Wednesday, March 31, 2021

The occulted Shi'ite Quran

Nebil Husayn reviews Seyfuddin Kara, In Search of 'Ali Ibn Abi Talib's Codex. Kara has endorsed it on academia.edu, so I assume it a fair summary of Kara's text.

Husayn and Kara before him share the same problem of most literature since Behnam Sadeghi first published the Sanaa 1, aka 27.1 DAM. It is commonly assumed that the Sanaa 1 is just about the archangel Gabriel's own autograph, and that radiocarbon proves its ancient date.

The grey-eminence behind Kara is modern Shi'i scholar Ma'rifat on Shi'i doctrine concerning Quran. The Shi'a today hold to the same rasm as do the Sunnis. In fact they make something of a point of that. They believe, also, however, in a parallel interpretation vouchsafed to the Imams, accessible mainly to the initiated. Every now and again a text has come out into scholars' attention collecting these interpretations, most dramatically that of Sayyari although 'Ayyashi also shares a lot of these.

Pace Ma'rifat, suppose that these "interpretations" were early. If early enough, they may have preserved qirâât from before the great Umayyad standardisation(s). Literally "recitation", qirâa incorporates "reading", "interpretation", "vocalisation", and - at the extreme - "alternative". You will find "'Ali read -" across all the books which Arthur Jeffery cites in Materials, that magisterial collection of variants against the text. Usually, in al-Kufa, it was Ibn Mas'ûd held responsible for these changes; when Shi'ites waxed in al-Kufa, and where they debated Sunnis, these preferred to ascribe 'Ali readings to him. It seems that Marandi over in Spain tended to foist such upon Ibn Khuthaym.

Etan Kohlberg and Mohammad Ali Amir-Moezzi argue for a difference between modern Shi'ite dogma and the Shi'ites of the latest first century, when Shi'ism was first being formed (per Najam Haider). The first Shi'ism was a sectarian cult. As such, the full range of its dogmas were opaque to outsiders. Sayyari and 'Ayyashi, then, were not "extremists" but insiders holding to the dogmas of their time. Husayn and (I think) Kara are fair enough to note this perspective.
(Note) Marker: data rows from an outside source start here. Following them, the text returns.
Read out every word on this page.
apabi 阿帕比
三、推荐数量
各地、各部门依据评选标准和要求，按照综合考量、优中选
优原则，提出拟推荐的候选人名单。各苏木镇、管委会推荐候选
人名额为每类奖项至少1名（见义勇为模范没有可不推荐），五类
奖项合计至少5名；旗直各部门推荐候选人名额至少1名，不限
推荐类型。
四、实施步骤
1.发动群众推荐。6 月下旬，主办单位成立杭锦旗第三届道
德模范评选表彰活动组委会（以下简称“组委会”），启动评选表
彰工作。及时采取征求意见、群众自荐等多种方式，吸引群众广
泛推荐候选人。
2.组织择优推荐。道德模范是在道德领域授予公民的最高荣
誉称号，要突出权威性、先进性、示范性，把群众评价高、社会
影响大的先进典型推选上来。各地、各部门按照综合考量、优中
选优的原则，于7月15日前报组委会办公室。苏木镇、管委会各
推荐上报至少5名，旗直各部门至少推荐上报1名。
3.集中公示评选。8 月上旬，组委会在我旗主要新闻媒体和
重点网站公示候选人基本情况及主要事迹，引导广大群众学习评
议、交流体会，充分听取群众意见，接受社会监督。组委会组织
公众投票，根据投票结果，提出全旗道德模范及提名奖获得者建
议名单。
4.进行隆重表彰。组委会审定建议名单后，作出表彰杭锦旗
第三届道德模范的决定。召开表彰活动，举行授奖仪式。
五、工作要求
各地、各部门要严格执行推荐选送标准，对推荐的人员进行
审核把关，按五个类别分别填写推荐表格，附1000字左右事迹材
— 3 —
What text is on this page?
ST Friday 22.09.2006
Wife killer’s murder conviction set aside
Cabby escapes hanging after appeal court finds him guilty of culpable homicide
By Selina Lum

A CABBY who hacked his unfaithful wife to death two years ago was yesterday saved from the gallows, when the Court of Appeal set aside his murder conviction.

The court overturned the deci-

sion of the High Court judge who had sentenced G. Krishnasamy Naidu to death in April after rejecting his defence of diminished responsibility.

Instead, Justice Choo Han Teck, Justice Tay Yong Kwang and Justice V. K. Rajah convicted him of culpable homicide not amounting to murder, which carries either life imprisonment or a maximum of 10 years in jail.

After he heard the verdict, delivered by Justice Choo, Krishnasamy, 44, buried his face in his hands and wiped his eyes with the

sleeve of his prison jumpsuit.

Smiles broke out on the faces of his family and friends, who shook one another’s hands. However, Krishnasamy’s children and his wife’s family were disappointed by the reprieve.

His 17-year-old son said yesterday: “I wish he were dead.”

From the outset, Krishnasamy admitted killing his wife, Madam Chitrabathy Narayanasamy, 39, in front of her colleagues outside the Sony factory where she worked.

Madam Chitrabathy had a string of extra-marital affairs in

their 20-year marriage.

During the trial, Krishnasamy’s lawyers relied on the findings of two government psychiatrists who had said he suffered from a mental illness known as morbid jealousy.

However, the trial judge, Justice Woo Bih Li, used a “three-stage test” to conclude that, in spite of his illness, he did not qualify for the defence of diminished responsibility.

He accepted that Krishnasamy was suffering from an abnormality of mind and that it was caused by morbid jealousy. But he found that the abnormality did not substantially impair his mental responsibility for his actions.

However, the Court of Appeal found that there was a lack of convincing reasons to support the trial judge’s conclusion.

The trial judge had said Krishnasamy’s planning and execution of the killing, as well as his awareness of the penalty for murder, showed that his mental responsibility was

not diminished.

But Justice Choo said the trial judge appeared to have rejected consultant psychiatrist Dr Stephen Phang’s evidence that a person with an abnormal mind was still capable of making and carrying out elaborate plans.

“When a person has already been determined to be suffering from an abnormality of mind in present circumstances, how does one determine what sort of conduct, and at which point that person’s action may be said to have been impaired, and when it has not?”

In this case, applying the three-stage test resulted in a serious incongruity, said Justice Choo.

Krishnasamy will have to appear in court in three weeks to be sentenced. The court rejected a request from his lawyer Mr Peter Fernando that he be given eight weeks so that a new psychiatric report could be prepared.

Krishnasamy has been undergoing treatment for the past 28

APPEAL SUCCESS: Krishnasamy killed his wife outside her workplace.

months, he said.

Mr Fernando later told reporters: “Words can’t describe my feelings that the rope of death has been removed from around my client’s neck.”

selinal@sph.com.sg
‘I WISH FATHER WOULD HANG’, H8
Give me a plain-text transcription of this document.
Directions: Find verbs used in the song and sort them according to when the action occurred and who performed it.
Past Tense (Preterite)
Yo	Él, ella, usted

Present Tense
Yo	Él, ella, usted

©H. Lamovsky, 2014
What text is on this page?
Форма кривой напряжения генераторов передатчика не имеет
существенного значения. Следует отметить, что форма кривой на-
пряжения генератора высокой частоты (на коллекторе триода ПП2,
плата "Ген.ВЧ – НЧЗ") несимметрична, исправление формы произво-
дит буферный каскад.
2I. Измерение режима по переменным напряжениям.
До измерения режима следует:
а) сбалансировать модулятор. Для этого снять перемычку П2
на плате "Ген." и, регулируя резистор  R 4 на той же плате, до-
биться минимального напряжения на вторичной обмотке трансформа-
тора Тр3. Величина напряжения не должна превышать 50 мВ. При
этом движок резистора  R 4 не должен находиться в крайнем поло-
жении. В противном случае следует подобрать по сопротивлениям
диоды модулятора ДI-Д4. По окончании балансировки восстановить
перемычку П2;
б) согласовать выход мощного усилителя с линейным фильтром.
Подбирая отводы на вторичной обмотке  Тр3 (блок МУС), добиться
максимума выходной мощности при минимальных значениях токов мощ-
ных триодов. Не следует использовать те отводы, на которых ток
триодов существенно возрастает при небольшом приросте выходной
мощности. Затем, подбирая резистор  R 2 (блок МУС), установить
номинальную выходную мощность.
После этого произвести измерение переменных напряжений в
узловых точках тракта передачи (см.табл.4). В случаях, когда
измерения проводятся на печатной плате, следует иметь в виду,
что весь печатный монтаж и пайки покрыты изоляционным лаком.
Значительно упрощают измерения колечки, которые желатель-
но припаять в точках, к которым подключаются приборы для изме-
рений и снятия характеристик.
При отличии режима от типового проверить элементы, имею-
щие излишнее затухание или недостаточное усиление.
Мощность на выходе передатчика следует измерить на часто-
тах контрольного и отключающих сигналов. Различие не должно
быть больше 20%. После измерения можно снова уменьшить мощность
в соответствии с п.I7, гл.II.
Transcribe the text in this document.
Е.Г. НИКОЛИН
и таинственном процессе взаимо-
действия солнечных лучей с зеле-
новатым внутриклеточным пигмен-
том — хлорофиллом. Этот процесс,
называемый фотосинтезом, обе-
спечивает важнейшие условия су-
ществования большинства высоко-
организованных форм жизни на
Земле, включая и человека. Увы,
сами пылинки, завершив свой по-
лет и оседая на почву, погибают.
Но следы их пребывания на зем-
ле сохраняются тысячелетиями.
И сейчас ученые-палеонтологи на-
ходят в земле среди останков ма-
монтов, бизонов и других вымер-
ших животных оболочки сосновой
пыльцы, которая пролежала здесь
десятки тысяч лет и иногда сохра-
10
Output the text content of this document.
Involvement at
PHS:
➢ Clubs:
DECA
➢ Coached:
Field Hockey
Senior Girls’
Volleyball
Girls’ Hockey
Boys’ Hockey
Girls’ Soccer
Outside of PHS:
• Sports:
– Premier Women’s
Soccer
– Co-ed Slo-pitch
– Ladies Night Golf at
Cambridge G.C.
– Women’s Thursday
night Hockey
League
Kara's main aim was to trace some Imami ahadith about 'Ali's codex. He does so to the late Umayyad era. This shouldn't surprise, because that's when the sect started shuttering its windows.

Overall I am unsure that any of the scholars noted here have made their case for a Quran earlier than, oh, 'Abd al-Rahman's seizure of al-Kufa circa AD 701. I don't think they need to, given that their isnad-chains peter out a decade or more after that.